Virginia Amendment to Qualified Education Loan Servicer Law (SB 496/HB 203)

Virginia has also recently amended its law governing student loan servicers. SB 496, signed into law on April 11, 2022, makes definitional changes to the Virginia law governing qualified education loan servicers. The law will become effective on July 1, 2022. The amendments narrow the scope of the law by replacing the term “or” with “and” when used in the definitions of “qualified education loan servicer” and “servicing,” which are used to determine whether an entity is subject to the law. This change means that a person must meet all of the listed requirements to be considered a servicer subject to the law, rather than just one of the listed requirements. The amended statute changes the definition of “servicing” as shown below, and it makes a very similar change to the definition of “qualified education loan servicer.” The only change is from the “or” to the “and” as shown below:

“Servicing” means:

(1) (i) Receiving any scheduled periodic payments from a qualified education loan borrower or notification of such payments or (ii) applying the payments of principal and interest and such other payments, with respect to the amounts received from a qualified education loan borrower, as may be required pursuant to the terms of a qualified education loan;

(2) During a period when no payment is required on a qualified education loan, (i) maintaining account records for the loan and (ii) communicating with the qualified education loan borrower regarding the qualified education loan, on behalf of the qualified education loan’s holder; or and

(3) Interacting with a qualified education loan borrower, including conducting activities to help prevent default on obligations arising from qualified education loans or to facilitate any activity described in clause (i) or (ii) of subdivision 1.

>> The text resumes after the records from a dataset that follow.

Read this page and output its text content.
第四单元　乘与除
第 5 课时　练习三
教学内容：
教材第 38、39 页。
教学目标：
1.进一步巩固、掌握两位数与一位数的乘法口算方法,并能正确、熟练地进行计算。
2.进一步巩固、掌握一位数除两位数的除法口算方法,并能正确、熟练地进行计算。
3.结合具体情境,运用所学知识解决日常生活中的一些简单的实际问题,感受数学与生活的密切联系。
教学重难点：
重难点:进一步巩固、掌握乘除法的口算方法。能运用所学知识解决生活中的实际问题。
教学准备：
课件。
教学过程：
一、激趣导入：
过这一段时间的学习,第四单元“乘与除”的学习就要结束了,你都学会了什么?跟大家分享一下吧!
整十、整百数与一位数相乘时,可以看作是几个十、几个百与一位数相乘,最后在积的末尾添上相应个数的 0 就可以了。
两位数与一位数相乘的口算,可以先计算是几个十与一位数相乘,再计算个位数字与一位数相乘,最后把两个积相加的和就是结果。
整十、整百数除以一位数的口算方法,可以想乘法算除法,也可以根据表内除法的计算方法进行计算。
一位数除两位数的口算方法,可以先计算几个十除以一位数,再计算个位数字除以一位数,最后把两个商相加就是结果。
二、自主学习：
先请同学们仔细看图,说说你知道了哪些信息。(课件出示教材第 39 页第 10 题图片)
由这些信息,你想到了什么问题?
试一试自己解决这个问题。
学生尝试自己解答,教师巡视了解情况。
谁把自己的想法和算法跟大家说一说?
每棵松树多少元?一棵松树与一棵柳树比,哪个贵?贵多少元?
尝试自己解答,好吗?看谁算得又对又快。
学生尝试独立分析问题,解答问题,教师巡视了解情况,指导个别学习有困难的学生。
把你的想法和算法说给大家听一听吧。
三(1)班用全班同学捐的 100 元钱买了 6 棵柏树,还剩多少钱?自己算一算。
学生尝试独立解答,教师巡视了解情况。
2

Because of this minor change, an entity must now engage in all activities listed above to be subject to the license requirement. Under the way the definition was structured previously, an entity would be subject to the license requirement for simply interacting with a borrower, even if the entity did not receive payments or maintain account records or other activities on behalf of the loan holder. Because of the narrowed scope of the Virginia law, it is possible that some licensed student loan servicers may now reasonably consider whether they can surrender their Virginia licenses.